Nareszcie po tygodniowym rozbracie z telewizją , wczoraj wróciłem ze szpitala do domu i miałem szczęście oglądać ostatni akt żałoby narodowej t.j. transmisję z mszy i przewóz na lawetach ŚP pary prezydenckiej z Kościoła Mariackiego i złożeniu jej na Wawelu.
Nie będę opisywał moich uczuć z tej transmisji , ale jedna rzecz zwróciła moją uwagę.
Przemówienia, marszałka Komorowskiego , którego oddźwiękiem była grobowa cisza i przewodniczącego Śniadka przyjęte brawami na stojąco, i prymasa Muszyńskiego też ciepło przyjęte.
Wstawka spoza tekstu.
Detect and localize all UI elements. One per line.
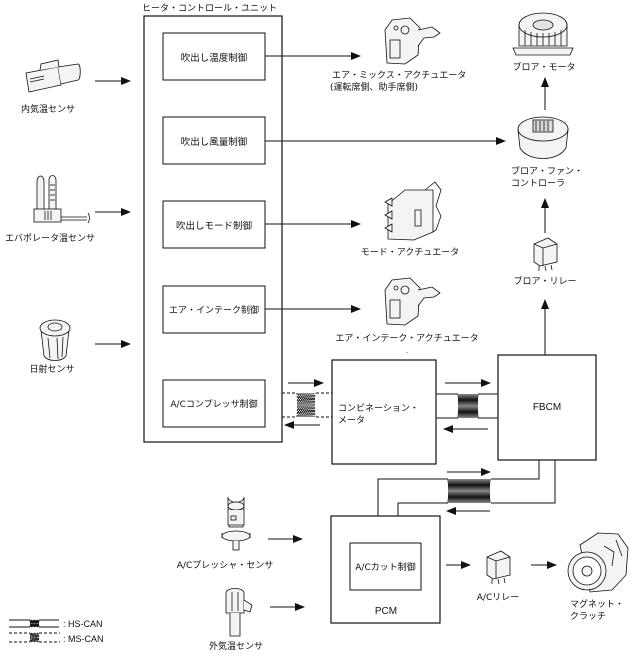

Polacy karmieni nieprawdziwą propagandą na temat ŚP Lech Kaczyńskiego , robieniu z niego, człowieka ponurego, który tylko myślał o tym jak zaszkodzić rządowi, z którym w polityce nikt się nie liczył się , człowieku zakompleksionym , zbyli milczeniem produkt przemówienia marszałka Komorowskiego.
Niebotyczne poparcie dla P.O. i ich kandydata na prezydenta, przedstawiane przez sondażownie okazały się warte funta kłaków w konfrontacji z rzeczywistością.
Życie w złotej klatce bez kontaktu z rzeczywistością mam nadzieję , będzie drogo kosztowało P.O..A pan Łaszyn, Mistewicz, cała rzesza pijarowców opłacanych z naszych podatków , niech wsłuchają się w tę ciszę, która zapanowała po przemówieniu marszałka Komorowskiego.
A źródłem ich informacji niech dalej będzie TVN 24 , Polsat i GW. Co myśli Naród okaże się wkrótce.